The report says insecure jobs without full employment rights or regular hours are not the answer to a Covid-led recession. It says: “Instead, people need to be supported into secure roles with opportunities for training and progression, not to be reliant on poor quality work with low productive potential. The recovery from the 2020 Covid-19 crisis must do better and must not legitimise exploitation.”

Its recommendations include calls for  the government to clarify employment status in law, for instance, by introducing a statutory presumption that a person is a worker unless it can be proved that they are self-employed; to eliminate zero hours contracts, to protect worker rights as the UK leaves the EU, to implement a minimum wage for the self-employed, expanding on the principle behind the current relaxation of Universal Credit’s ‘Minimum Income Floor’, to collect more detailed data on employment status and to set up the single labour market enforcement body outlined in the 2019 Conservative Party manifesto.

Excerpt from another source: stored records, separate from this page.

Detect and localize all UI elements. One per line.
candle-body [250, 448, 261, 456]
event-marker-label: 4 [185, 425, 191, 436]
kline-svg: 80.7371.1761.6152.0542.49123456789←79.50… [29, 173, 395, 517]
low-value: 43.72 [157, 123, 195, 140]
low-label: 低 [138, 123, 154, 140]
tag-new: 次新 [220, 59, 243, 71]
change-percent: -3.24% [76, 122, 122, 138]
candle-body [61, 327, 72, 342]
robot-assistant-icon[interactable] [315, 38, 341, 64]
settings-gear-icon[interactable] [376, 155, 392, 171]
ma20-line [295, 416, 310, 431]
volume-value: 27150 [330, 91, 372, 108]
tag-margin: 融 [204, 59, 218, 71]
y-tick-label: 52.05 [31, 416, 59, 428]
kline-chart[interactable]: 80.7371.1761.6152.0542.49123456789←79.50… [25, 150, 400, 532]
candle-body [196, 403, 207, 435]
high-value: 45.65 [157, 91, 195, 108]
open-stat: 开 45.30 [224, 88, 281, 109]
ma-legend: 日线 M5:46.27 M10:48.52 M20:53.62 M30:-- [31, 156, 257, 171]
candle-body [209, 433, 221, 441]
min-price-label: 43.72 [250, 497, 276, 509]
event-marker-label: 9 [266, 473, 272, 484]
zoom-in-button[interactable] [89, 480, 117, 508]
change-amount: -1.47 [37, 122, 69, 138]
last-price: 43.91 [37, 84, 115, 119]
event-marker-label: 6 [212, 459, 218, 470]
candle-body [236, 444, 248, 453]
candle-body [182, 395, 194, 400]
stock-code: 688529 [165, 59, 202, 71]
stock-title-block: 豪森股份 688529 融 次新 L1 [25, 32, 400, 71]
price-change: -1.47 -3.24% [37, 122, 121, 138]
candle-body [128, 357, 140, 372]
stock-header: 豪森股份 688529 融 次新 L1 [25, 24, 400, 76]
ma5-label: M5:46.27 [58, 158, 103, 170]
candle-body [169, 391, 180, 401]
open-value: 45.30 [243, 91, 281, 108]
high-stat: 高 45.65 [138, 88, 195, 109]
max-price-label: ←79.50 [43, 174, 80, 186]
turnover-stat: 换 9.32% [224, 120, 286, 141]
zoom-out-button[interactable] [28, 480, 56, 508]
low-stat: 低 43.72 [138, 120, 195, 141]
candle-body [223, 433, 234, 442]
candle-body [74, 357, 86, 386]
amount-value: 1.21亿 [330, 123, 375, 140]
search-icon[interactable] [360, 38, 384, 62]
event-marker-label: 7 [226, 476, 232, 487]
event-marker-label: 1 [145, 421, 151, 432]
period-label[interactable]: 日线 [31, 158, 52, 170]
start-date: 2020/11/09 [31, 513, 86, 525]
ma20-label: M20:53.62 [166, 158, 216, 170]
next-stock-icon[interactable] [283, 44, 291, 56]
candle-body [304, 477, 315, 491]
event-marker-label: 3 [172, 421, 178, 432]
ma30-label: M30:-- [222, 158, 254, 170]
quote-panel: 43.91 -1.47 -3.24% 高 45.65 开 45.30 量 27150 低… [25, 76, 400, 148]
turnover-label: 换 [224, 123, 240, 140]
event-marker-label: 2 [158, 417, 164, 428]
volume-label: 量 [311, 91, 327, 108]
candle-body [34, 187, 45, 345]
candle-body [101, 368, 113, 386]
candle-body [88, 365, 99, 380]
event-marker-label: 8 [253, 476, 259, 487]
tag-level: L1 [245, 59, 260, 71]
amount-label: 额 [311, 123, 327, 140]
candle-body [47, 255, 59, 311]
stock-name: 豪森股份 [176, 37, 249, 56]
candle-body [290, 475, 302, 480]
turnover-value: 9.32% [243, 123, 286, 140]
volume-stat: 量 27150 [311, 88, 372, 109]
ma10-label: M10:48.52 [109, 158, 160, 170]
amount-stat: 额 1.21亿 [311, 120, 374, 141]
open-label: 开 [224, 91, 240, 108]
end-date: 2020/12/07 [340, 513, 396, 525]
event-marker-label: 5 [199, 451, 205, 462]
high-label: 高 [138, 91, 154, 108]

Rosie Stock Jones, Senior Research Analyst at CPP, says: “Long before Covid, we saw the emergence of a labour market in which too many people depended on precarious jobs. But the current crisis has increased the risk of poverty to those working in them. At the same time, it has underlined the value of key workers such as carers, cleaners and couriers, many of whom are on insecure contracts.

Maintaining a system that legitimises the exploitation of society’s most important workers and contributes to rising levels of in-work poverty can no longer be acceptable. If the government truly wants to level up the country and empower more people to contribute to and benefit from increasing prosperity, they must deliver proper protections and improved conditions for our lowest paid workers.”